The Home Affairs Committee has called for a “much stronger policing response” to tackle violence and abuse against shopworkers, as well as more support from employers and more prevention work on local high streets.
The news follows a recent survey by The Association of Convenience Stores which found that 89% of individuals working in local shops had experienced some form of abuse.
Co-op also reported a “fourfold rise” in incidents of violent crime between 2014 and 2020, whilst The British Retail Consortium reported that the number of incidents recorded last year amounts to the equivalent of one a minute during a typical shopping day.
In response, the committee’s own survey found that only one in five shopworkers who reported incidents were “satisfied” with the response from the police.
The report notes that other categories of workers, such as emergency workers and customs officers, have been afforded extra protection by the law in recognition of the service they provide to the public and the responsibility placed upon them by parliament.
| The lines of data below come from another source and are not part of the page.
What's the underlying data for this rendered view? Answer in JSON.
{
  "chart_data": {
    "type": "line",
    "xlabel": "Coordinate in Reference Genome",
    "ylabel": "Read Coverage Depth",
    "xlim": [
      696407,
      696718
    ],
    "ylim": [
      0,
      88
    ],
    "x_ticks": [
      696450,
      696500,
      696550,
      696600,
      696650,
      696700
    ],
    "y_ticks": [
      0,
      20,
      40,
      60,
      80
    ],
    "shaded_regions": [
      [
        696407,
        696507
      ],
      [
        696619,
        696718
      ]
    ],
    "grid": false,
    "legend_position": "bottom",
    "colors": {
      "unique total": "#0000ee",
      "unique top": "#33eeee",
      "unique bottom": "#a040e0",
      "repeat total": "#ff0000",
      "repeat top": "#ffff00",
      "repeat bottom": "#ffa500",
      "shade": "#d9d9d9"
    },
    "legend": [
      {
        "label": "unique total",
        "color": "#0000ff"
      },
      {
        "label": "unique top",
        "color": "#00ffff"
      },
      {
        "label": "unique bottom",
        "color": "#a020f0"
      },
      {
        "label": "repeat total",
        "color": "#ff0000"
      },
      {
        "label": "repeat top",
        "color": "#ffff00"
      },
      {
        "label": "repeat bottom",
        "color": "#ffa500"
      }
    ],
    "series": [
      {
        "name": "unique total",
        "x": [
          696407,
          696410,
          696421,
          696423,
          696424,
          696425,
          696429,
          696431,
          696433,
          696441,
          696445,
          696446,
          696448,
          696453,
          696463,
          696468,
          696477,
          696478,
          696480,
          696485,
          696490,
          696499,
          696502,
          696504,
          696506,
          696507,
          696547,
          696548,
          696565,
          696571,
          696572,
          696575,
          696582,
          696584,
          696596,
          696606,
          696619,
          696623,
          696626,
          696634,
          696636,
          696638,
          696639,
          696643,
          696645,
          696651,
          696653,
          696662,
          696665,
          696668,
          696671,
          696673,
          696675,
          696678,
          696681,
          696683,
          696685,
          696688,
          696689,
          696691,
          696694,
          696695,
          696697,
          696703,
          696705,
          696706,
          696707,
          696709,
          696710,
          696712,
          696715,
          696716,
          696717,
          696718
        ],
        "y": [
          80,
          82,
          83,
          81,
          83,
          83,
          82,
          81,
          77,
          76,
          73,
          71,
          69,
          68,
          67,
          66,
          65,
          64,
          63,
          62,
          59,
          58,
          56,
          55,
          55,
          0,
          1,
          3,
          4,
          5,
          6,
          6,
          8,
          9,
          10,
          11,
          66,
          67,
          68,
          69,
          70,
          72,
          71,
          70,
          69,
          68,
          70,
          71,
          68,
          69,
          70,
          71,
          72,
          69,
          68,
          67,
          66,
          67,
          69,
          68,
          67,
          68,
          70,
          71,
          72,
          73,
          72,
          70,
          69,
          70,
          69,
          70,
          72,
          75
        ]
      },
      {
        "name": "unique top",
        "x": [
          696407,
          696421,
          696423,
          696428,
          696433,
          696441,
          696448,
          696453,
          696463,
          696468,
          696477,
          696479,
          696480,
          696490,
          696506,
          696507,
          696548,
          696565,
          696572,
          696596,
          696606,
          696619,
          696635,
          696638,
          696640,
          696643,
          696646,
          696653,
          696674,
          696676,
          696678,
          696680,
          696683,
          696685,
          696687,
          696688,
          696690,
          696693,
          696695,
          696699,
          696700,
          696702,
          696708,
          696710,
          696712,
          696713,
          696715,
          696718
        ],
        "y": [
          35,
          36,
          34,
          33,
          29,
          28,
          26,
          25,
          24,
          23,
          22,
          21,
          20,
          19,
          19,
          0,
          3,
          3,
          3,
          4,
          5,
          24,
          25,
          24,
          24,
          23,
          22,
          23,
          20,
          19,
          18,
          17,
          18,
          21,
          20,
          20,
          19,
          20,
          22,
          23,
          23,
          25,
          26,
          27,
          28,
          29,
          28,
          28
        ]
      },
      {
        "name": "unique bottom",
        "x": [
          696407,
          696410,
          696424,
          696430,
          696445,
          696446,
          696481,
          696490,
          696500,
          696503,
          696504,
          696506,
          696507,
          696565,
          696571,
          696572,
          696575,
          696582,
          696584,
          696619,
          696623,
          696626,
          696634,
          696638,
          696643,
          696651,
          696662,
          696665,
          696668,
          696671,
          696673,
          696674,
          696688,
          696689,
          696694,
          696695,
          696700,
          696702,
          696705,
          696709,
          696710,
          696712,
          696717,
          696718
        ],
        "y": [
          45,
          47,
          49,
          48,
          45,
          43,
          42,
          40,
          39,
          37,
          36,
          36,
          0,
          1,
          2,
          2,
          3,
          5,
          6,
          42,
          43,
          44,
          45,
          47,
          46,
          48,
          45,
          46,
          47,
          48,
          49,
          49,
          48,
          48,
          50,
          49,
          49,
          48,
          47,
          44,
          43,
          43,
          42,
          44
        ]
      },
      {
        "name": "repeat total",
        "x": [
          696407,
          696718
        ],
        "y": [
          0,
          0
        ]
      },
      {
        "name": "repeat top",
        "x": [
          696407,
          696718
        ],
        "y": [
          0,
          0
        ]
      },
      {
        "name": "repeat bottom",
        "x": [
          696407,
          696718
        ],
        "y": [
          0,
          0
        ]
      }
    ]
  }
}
The committee believes that offences against retail workers must be treated with the “same seriousness”, with extra protection from the law.
Yvette Cooper, chair of the Home Affairs Committee, said: “During the Covid-19 pandemic, retail workers kept our communities going and they deserve our thanks and gratitude.
“Those who abuse and assault shop workers must not be allowed to reoffend with impunity. Police leaders must step up and make this a priority for local forces – with more neighbourhood police, clear plans to identify repeat offenders, respond to incidents swiftly and better record and understand patterns of local crimes.”